M. Rachid Madrane, ministre de l’Aide à la jeunesse, des Maisons de justice et de la Promotion de Bruxelles. – Je remercie Mmes Salvi de revenir, une nouvelle fois, sur la question des enfants faisant l’objet d’un placement en milieu hospitalier. Je n’ai aucun doute à ce sujet et je n’imagine pas que vos propos visaient à mettre en concurrence deux responsabilités de la Communauté française. Concernant ce constat dramatique de la présence d’enfants dans les hôpitaux, sans autre raison que l’absence d’une autre solution d’accueil, les réponses peuvent et doivent être multiples. Vous soulevez vous-mêmes, Mesdames, un certain nombre de pistes que l’on peut subdiviser en deux groupes: les moyens de répondre au manque de place global dans le secteur et les réponses spécifiques à des situations particulières menant à l’accueil en hôpital d’enfants dont la santé ne le justifie pas, comme l’hospitalisation d’une maman isolée, ce qui arrive fréquemment. La réforme du décret de l’Aide à la jeunesse que vous évoquez n’a pas comme objectif particulier de répondre à cette problématique.

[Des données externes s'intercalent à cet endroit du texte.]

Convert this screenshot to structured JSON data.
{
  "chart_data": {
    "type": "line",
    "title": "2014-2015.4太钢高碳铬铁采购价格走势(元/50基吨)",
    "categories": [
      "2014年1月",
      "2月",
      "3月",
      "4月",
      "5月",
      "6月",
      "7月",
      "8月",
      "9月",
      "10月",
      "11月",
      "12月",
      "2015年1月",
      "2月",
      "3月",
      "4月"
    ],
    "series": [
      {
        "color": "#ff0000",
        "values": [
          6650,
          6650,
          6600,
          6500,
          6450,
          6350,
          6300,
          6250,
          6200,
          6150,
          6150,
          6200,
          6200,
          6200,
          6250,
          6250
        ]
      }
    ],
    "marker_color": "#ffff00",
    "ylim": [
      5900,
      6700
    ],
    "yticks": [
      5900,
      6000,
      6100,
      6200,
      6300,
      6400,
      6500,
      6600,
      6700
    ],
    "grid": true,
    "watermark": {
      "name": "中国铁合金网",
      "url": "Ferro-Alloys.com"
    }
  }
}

J’espère évidemment que l’ensemble des améliorations que nous pourrons apporter dans le secteur permettra que chaque enfant puisse disposer d’une prise en charge adéquate en fonction de la problématique qu’il rencontre. C’est évidemment important sachant que le problème existe, de façon marginale, semble-t-il, mais au moins depuis deux ou trois législatures. Passons en revue les solutions visant à augmenter les possibilités de prise en charge.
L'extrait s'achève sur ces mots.